Perkarangan rumah milik Fahma disulap menjadi begitu cantik. Tenda biru putih yang kokoh telah berdiri. Susunan kursi telah berjejer rapih. Membentuk barisan bershaf-shaf. Pagi itu semua persiapan untuk acara pernikahan Fahma telah siap. Suara nasyid, sholawat dan lagu-lagu islami diputar. Suasana menjadi sangat syahdu.
Pagi-pagi sekali Refa sudah datang, ia menepati janjinya. Gadis itu segera melesat menuju kamar Fahma. Ia pasti sedang rias disana. Kamar Fahma ramai, ada beberapa perempuan yang dikenali sebagai saudara sepupu Fahma mulai ikut bersiap. Mereka diminta untuk menjadi dayang-dayang menyambut para tamu. Refa terus berjalan sambil menyapa lembut orang-orang yang ada disana ia melangkah menju Fahma yang sedang memejamkan mata. Seorang mba-mba tukang rias sedang mewarnai kelopak mata gadis itu.
“Cantiknya ...” ungkap Refa, melihat Fahma dengan wajah full makeup. Makeup yang terasa begitu pas terlihat. Natural flawless denan nuansa nude. Cocok sekali dengan usianya yang masih muda.
“Refaa..” pekiknya, mata gadis itu masih terpejam. Hanya dengan mendengar suaranya saja, Fahma langsung tau jika dia adalah sahabatnya. Ia kemudian mengintip dari sudut matanya, benar Refa sudah berdiri disampingnya dengan tatapan takjub nya.
“Mba Fahma jangan banyak gerak dulu ya, nanti setting makeupnya crack,” tegur mba-mba tukang rias. Mengingatkan karena Fahma malah tersenyum lebar saat melihat Refa datang.

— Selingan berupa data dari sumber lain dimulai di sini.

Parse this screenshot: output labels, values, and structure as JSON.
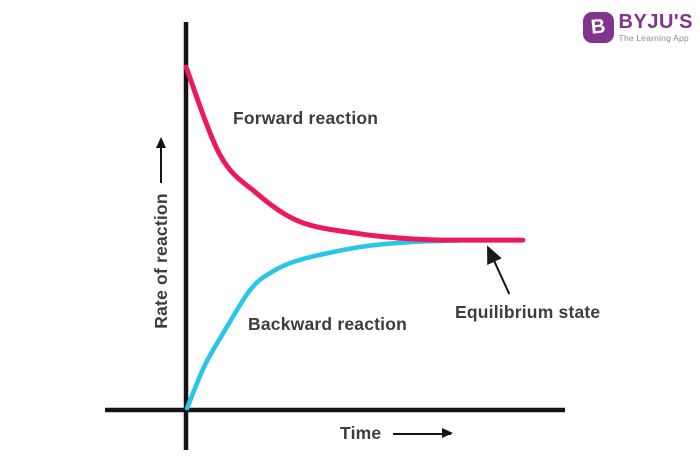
{
  "logo": {
    "brand": "BYJU'S",
    "tagline": "The Learning App",
    "icon_letter": "B",
    "purple": "#82358C",
    "tagline_color": "#8c8c8c"
  },
  "chart_data": {
    "type": "line",
    "title": "",
    "xlabel": "Time",
    "ylabel": "Rate of reaction",
    "xlim": [
      0,
      100
    ],
    "ylim": [
      0,
      100
    ],
    "grid": false,
    "legend_position": "on-curve-labels",
    "axis_color": "#141414",
    "label_color": "#3d3d3d",
    "x_axis_note": "no tick marks or numeric scale shown",
    "y_axis_note": "no tick marks or numeric scale shown",
    "series": [
      {
        "name": "Backward reaction",
        "color": "#2BC5EC",
        "points": [
          [
            0.3,
            0.5
          ],
          [
            5,
            11.6
          ],
          [
            10.3,
            20.6
          ],
          [
            16.9,
            30.9
          ],
          [
            22.2,
            35.3
          ],
          [
            30.1,
            38.7
          ],
          [
            45.9,
            42.0
          ],
          [
            58,
            43.2
          ],
          [
            68,
            43.6
          ],
          [
            72,
            43.7
          ]
        ]
      },
      {
        "name": "Forward reaction",
        "color": "#EC1A5C",
        "points": [
          [
            0,
            88.4
          ],
          [
            9,
            65.7
          ],
          [
            18.2,
            56.2
          ],
          [
            30.1,
            48.5
          ],
          [
            45.9,
            45.4
          ],
          [
            58,
            44.2
          ],
          [
            67,
            43.8
          ],
          [
            75,
            43.8
          ],
          [
            88.9,
            43.8
          ]
        ]
      }
    ],
    "annotation": {
      "label": "Equilibrium state",
      "points_to": [
        79.5,
        43.8
      ],
      "meaning": "forward and backward rates become equal where curves merge"
    }
  }
}
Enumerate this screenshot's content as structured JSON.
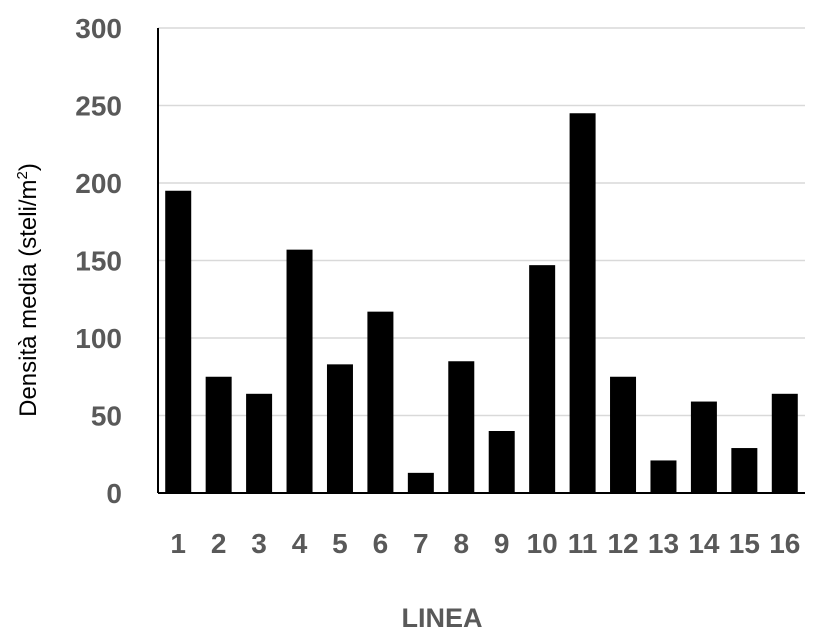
{
  "chart_data": {
    "type": "bar",
    "categories": [
      "1",
      "2",
      "3",
      "4",
      "5",
      "6",
      "7",
      "8",
      "9",
      "10",
      "11",
      "12",
      "13",
      "14",
      "15",
      "16"
    ],
    "values": [
      195,
      75,
      64,
      157,
      83,
      117,
      13,
      85,
      40,
      147,
      245,
      75,
      21,
      59,
      29,
      64
    ],
    "title": "",
    "xlabel": "LINEA",
    "ylabel_text": "Densità media (steli/m",
    "ylabel_sup": "2",
    "ylabel_close": ")",
    "ylim": [
      0,
      300
    ],
    "yticks": [
      "0",
      "50",
      "100",
      "150",
      "200",
      "250",
      "300"
    ],
    "grid": true,
    "bar_color": "#000000",
    "grid_color": "#d9d9d9"
  }
}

“Eh, yaudah. Aku tunggu disitu ya Fah. Jangan banyak gerak dulu kamu,” ungkap Refa, tak lagi ingin membuat Fahma kehilangan kefokusannya. Ia memutuskan untuk duduk di tepi kasur Fahma dan mulai merias wajanya sendiri. Namun, baru saja ia ingin melekatkan foundation ke wajah nya, seorang perempuan kemudian menghampirinya.
“Mba, mba Refa bukan?”
Refa mengangguk.
“Sini saya makeup kan mba, mba terdaftar sebagai bagian dari keluarga jadi juga dapat fasilitas rias,” lanjut perempuan itu.
“Eh? Tapi saya ga biasa makeup tebel gitu mba, saya makeup sendiri aja ya.”